El Perro Del Mar, “An Eye For Gold” (The Control Group)
Swede-pop chanteuse El Perro Del Mar sidesteps her usual heartache (“God Knows (You Gotta Give to Get),” “This Loneliness”) for a few minutes on this spare, previously unreleased demo, which is slated to show up on the forthcoming deluxe edition of the singer’s self-titled debut album. Leading with jazzy piano chords and gentle guitar strums — which take on a live effect by quieting down and growing louder at pivotal points — “An Eye For Gold” showcases Sarah Assbring’s famously breathy vocals in such a way that makes you long for the mid-century days of Jane Birkin and Phil Spector… Or, in this case, 2005. RACHEL BRODSKY
Fifth Harmony, “Going Nowhere” (Epic Records)
One listen to the tightly wound chords on “Going Nowhere,” the latest cut from Fifth Harmony’s just-released Reflection, and you’d think the X Factor alumnae ran up and down the Big piano and Auto-Tuned the notes. Written by Andre Merritt (a.k.a. the same guy who brought us Rihanna’s “Disturbia” and Chris Brown’s “Forever”), “Going Nowhere” repurposes DJ Mustard deflated synths and mixes in some power-pop clapping and up-and-down harmonizing the likes of which pop fans haven’t gotten since the heyday of Girls Aloud. BRENNAN CARLEY
Garden City Movement, “My Only Love” (BLDG5 Records)
This Israeli electro-pop three-piece groove to the rhythm of their hearts on the ultra-smooth “My Only Love,” the first single from the trio’s forthcoming EP, Modern West (out April 6 on BLDG5 Records). Layering glistening disco synths with twinkling keys and sensual falsetto, Garden City Movement easily recall previous sensitive dance hall kings (and queens) like Hot Chip, Glasser, and How to Dress Well. It’s enough to make you re-check the age restrictions for Birthright. R.B.
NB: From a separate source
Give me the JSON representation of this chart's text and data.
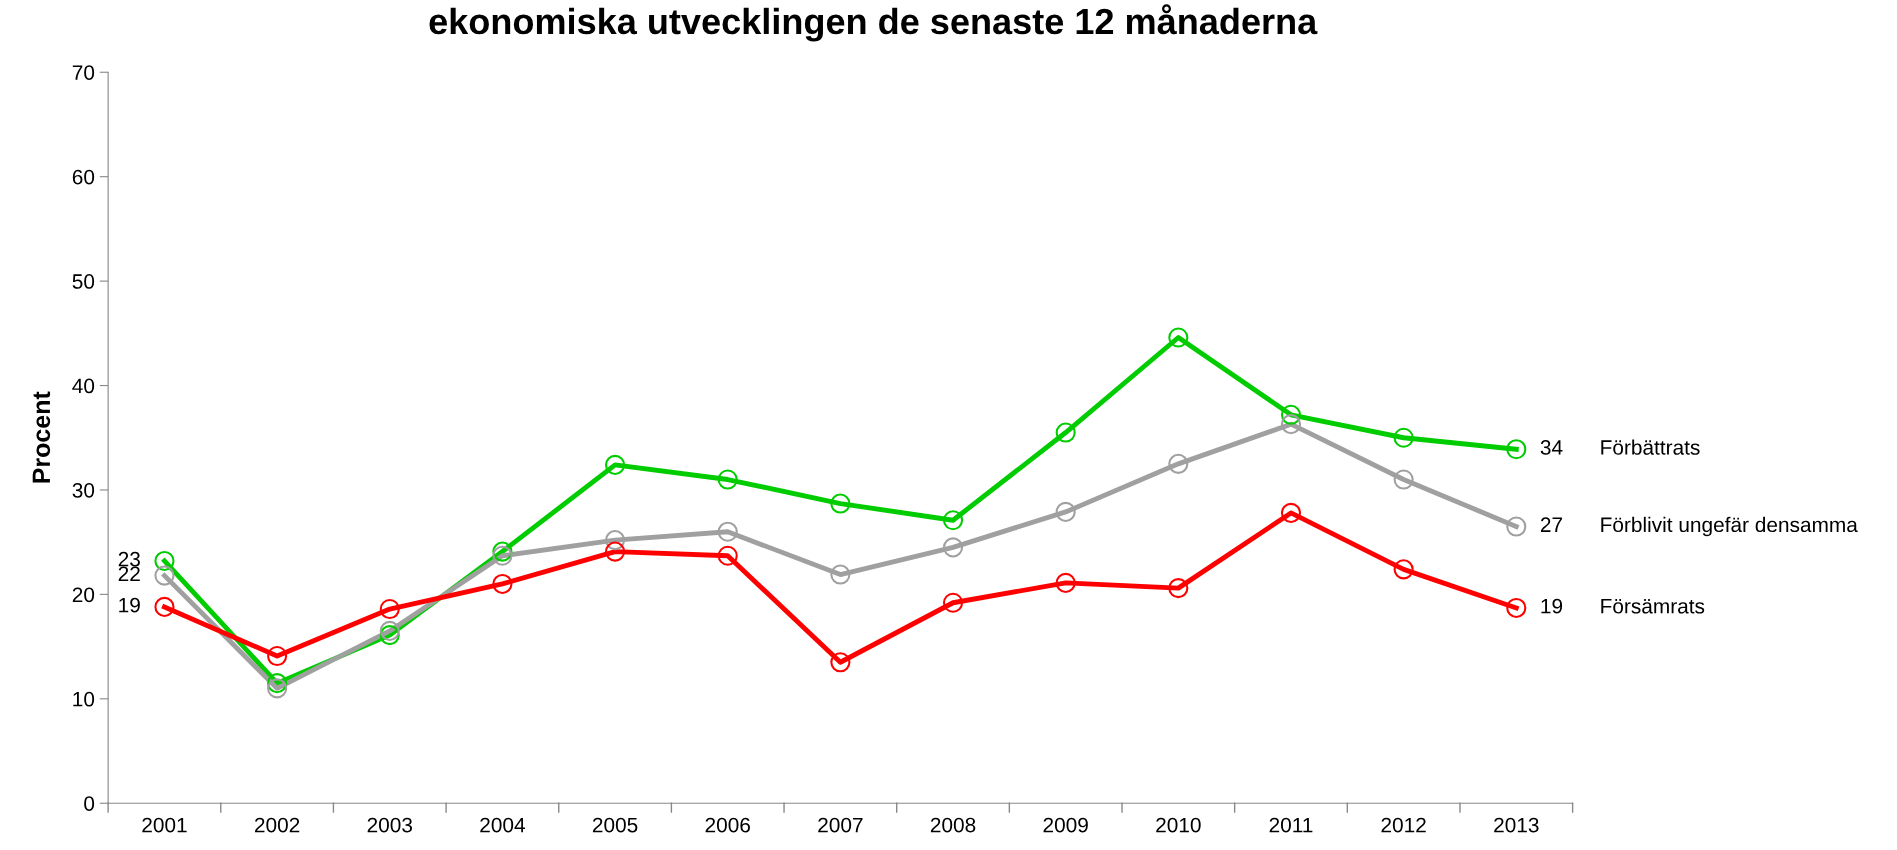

Oh Wonder, “Lose It” (Self-Released)
London-based electronic duo Oh Wonder have been dropping a new track every month for almost half a year now, but their latest might be their best. “Lose It” is an extremely chill track that starts out quietly, but the precise piano and snapping beat build up to a bold crescendo until, suddenly, the song gets quiet again, heeding the lyrics’ advice that “you gotta give yourself a moment, let your body be.” JAMES GREBEY
Your Underdog, “No Swim Zone” (Self-Released)
“Are we there yet?” Your Underdog plaintively asks in this bouncy new cut, which comes coated with all kinds of sharp, scene-stealing synths. It sounds like the New York City native has reached his final destination — that is, if Point B is an echoey homage to every John Hughes movie score ever, or, more recently, Bleachers’ punchy “I Wanna Get Better.” Turns out “there” is a good place to set up shop. R.B.